Asthma is a chronic breathing issue.
Asthma affects people of all ages. Asthma makes it difficult to carry oxygen into and out of the lungs. Asthma is caused by reversible airway blockage. The airways usually become inflamed. This inflammation causes your bronchioles (airway tubes) to become inflamed and to spasm.
- Asthma affects 25 million Americans.
- It affects 300 million people worldwide and causes 250,000 deaths a year.
- Asthma usually causes 1 million emergency room visits a year.
Asthma can easily be controlled with education and the correct medications.
What causes Asthma?
Asthma is caused by a hyperreaction of the walls of your bronchioles (airway tubes). Asthma usually goes hand and hand with allergies.
Asthma is usually thought to be the final step in an “allergy march”.
- Step 1: Allergies in an infant (food or eczema).
- Step 2:. Allergies in childhood (seasonal, running nose, itchy nose and throat).
- Step 3: Asthma develops
Who is at risk for Asthma?
Family history. Family history plays a part in developing asthma.
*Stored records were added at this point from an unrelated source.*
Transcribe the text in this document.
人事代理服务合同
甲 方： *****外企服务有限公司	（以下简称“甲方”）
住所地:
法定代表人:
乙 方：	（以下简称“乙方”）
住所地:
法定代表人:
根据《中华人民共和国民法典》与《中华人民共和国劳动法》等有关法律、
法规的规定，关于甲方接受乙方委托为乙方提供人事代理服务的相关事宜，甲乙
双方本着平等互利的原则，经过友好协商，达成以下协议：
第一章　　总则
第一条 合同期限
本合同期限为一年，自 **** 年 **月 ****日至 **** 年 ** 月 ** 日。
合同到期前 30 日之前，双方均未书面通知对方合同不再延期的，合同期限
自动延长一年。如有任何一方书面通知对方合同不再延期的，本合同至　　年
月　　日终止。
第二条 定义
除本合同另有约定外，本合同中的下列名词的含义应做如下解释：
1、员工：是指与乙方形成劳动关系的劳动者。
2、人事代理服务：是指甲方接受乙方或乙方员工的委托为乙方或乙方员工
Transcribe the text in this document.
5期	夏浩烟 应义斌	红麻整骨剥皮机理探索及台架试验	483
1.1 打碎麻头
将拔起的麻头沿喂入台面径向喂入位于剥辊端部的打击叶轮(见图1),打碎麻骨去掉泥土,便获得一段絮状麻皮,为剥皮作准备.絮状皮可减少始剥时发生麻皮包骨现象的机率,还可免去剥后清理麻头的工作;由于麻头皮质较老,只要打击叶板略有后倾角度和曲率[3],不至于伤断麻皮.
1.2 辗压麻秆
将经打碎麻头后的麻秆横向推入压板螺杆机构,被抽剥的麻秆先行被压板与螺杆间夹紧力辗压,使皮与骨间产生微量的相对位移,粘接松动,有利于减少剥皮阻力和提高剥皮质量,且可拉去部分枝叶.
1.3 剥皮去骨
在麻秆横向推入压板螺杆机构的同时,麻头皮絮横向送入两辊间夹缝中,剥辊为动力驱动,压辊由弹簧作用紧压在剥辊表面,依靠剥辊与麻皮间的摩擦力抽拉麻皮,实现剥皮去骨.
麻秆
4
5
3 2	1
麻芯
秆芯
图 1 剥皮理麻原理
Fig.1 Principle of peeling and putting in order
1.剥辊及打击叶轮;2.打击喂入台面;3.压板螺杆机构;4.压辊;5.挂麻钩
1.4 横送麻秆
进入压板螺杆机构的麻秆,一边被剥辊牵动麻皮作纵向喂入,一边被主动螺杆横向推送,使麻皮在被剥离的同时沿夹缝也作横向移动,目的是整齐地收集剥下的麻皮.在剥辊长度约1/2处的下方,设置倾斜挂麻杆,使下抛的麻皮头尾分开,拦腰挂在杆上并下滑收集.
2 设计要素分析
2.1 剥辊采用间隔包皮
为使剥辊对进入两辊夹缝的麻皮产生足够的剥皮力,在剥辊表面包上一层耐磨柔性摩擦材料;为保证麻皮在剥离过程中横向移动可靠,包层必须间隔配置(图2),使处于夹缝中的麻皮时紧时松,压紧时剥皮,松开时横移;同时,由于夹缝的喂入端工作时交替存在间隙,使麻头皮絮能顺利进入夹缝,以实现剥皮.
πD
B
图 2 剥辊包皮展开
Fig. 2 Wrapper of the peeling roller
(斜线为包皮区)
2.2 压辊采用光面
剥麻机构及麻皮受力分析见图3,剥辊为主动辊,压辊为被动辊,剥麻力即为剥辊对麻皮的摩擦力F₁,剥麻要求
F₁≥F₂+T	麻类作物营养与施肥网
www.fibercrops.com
If one parent has asthma the chances of developing asthma is 25%. If two parents have asthma the chances are 50%.
Parent Tobacco use: If parents use tobacco (cigarettes, cigars, or vapes), there is an increase chance the child may develop asthma.
Aspirin or NSAID allergy: Kids who are allergic to aspirin or NSAIDs (Ibuprofen, Aleve, or Advil) have an increased risk for asthma.
Heavy exercise in areas with heavy air pollution.
What are the symptoms of Asthma?
- Hard time Breathing
- Nighttime cough
- Chest tightness
How is it diagnosed?
Asthma is not diagnosed until age 5 or older. The person must present with the above symptoms. Your provider will do breathing tests and depending on those numbers he or she may diagnosis you with asthma.
How is it treated?
Asthma is treated with “Action Plans” these plans are determined by your provider depending on your breathing tests. These plan are usually given to you after you have been properly educated on it.
Asthma medications are prescribed depending on the severity and frequency of your asthma attacks.
The medications often used include:
- Rescue inhalers (short acting and long acting)
- Inhaled steroids
- Oral medications may also be given.
Asthma can be life threatening if not properly handled. It is important to discuss your treatment plan with your provider. You must know the proper steps to take when having an asthma attack.
If you think you may suffer from asthma please see your provider.
As always this is for educational purposes only. Discuss your treatment plan with your provider.